OVER kullanımı

Over kelimesinin önce preposition (edat) anlamlarına bakalım:

  1. Üzerinde, üstünde (değmeden)

There was a lamp hanging over the table. (Masanın üzerinde bir lamba vardı.)
She held the umbrella over me. (Bana şemsiye tuttu.)
We are flying over Italy. (İtalya üzerinde uçuyoruz.)

2. Üzerin(d)e, üstün(d)e (kısmen ya da tamamen kaplar pozisyonda)

She put a blanket over the sleeping child. (Uyuyan çocuğun üstüne bir battaniye örttü.)
The sign over the door said “Entrance”. (Kapının üstündeki tabelada “Giriş” yazıyordu.)
She put some cling film over the salad. (Salatayı streçledi.)
She put a shawl over her shoulders. (Omzuna bir şal aldı.)

3. Üzerinde, üstünde (Bir taraftan öbür tarafa) = across

There was a bridge over the river. (Nehrin üstünde bir köprü vardı.)
The children ran over the grass. (Çocuklar çimenlerde koştu.)

4. Üzerinden, üstünden (bir şeyi aşarak)

He jumped over the wall. (Duvarın üstünden atladı.)

5. Karşı tarafında, karşısında

Herbert lives over the road. (Herbert, yolun karşısında oturuyor.)
There is a pub over the road. (Yolun karşısında bir bar var.)

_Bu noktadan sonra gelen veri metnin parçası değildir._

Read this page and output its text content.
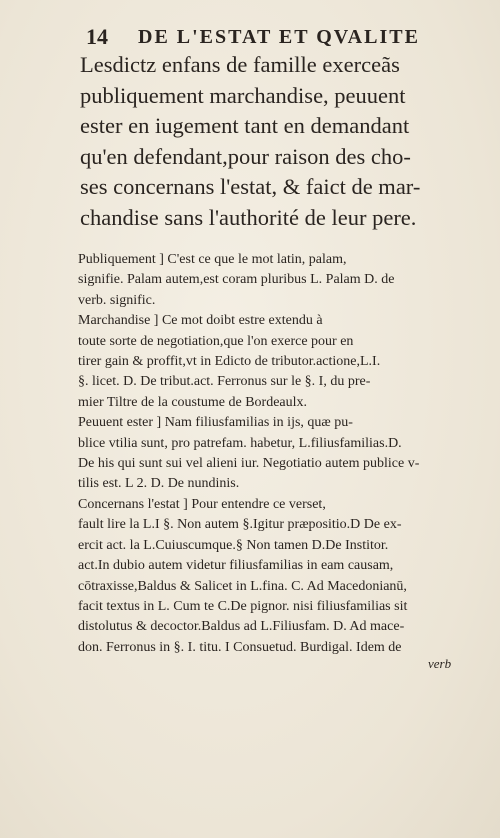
14 DE L'ESTAT ET QVALITE
Lesdictz enfans de famille exerceãs
publiquement marchandise, peuuent
ester en iugement tant en demandant
qu'en defendant,pour raison des cho-
ses concernans l'estat, & faict de mar-
chandise sans l'authorité de leur pere.
Publiquement ] C'est ce que le mot latin, palam,
signifie. Palam autem,est coram pluribus L. Palam D. de
verb. signific.
Marchandise ] Ce mot doibt estre extendu à
toute sorte de negotiation,que l'on exerce pour en
tirer gain & proffit,vt in Edicto de tributor.actione,L.I.
§. licet. D. De tribut.act. Ferronus sur le §. I, du pre-
mier Tiltre de la coustume de Bordeaulx.
Peuuent ester ] Nam filiusfamilias in ijs, quæ pu-
blice vtilia sunt, pro patrefam. habetur, L.filiusfamilias.D.
De his qui sunt sui vel alieni iur. Negotiatio autem publice v-
tilis est. L 2. D. De nundinis.
Concernans l'estat ] Pour entendre ce verset,
fault lire la L.I §. Non autem §.Igitur præpositio.D De ex-
ercit act. la L.Cuiuscumque.§ Non tamen D.De Institor.
act.In dubio autem videtur filiusfamilias in eam causam,
cōtraxisse,Baldus & Salicet in L.fina. C. Ad Macedonianū,
facit textus in L. Cum te C.De pignor. nisi filiusfamilias sit
distolutus & decoctor.Baldus ad L.Filiusfam. D. Ad mace-
don. Ferronus in §. I. titu. I Consuetud. Burdigal. Idem de
verb
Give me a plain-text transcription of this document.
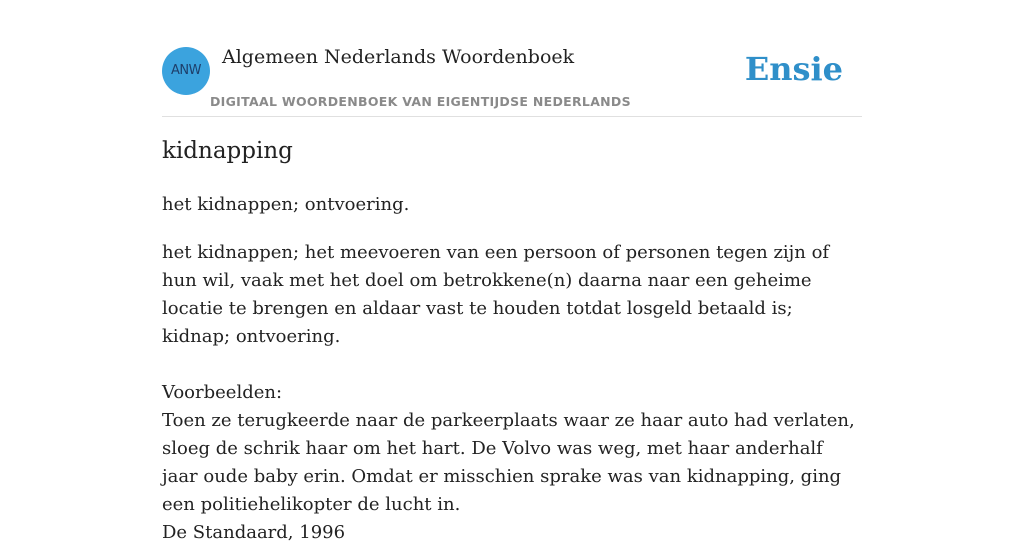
ANW
Algemeen Nederlands Woordenboek
DIGITAAL WOORDENBOEK VAN EIGENTIJDSE NEDERLANDS
Ensie
kidnapping
het kidnappen; ontvoering.

het kidnappen; het meevoeren van een persoon of personen tegen zijn of hun wil, vaak met het doel om betrokkene(n) daarna naar een geheime locatie te brengen en aldaar vast te houden totdat losgeld betaald is; kidnap; ontvoering.

Voorbeelden:

Toen ze terugkeerde naar de parkeerplaats waar ze haar auto had verlaten, sloeg de schrik haar om het hart. De Volvo was weg, met haar anderhalf jaar oude baby erin. Omdat er misschien sprake was van kidnapping, ging een politiehelikopter de lucht in.

De Standaard, 1996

6. Her tarafını, her yerini (all over)

They’ve travelled all over the world. (Dünyanın her yerini gezdiler.)
There were books lying around all over the place. (Her yerde kitaplar vardı.)

7. Fazla

Over two million books have been sold so far. (Şimdiye kadar iki milyondan fazla kitap satıldı.)
I stayed in Portugal for over 10 days. (Portekiz’de 10 günden fazla kaldım.)

8. Üzerinde, üstünde (mevki); -den büyük (yaş olarak)

He has only the general manager over him. (Onun üstünde sadece genel müdür var.)
I have a regional sales director over me. (Benim üstümde bölge satış direktörü var.)
Children over the age of 15 pay the full price. (15 yaşından büyük çocuklar tam ücret öder.)

9. Sırasında, -de, -da

We’ll talk about it over lunch. (Onu yemekte konuşacağız.)
Shall we discuss it over a drink? (Bunu içki içerken tartışalım mı?)
You’ll forget her over time. (Onu zamanla unutacaksın.)

10. Hakkında, ile ilgili

He was killed during an argument over money. (Para ile ilgili bir tartışmada öldürüldü.)
There is no point in arguing over something so unimportant. (Bu kadar önemsiz bir şey hakkında tartışmanın anlamı yok.)

11. -de, -da

I heard the news over the radio. (Haberi radyoda duydum.)
They spoke over the phone. (Telefonda konuştular.)

Şimdi over kelimesinin adverb (zarf) anlamlarına bakalım:

1. Karşı tarafa, karşıya

He stopped and crossed over. (Durdu ve karşıya geçti.)
Wait over there. (Şurada bekle.)

2. Bitmiş, sona ermiş

The conference is over. (Konferans bitti.)

3. Yeniden, tekrar

You must do it over. (Onu yeniden yapman lazım.)

4. (Telsiz konuşmalarında) Tamam

Message received. Over. (Mesaj alındı. Tamam.)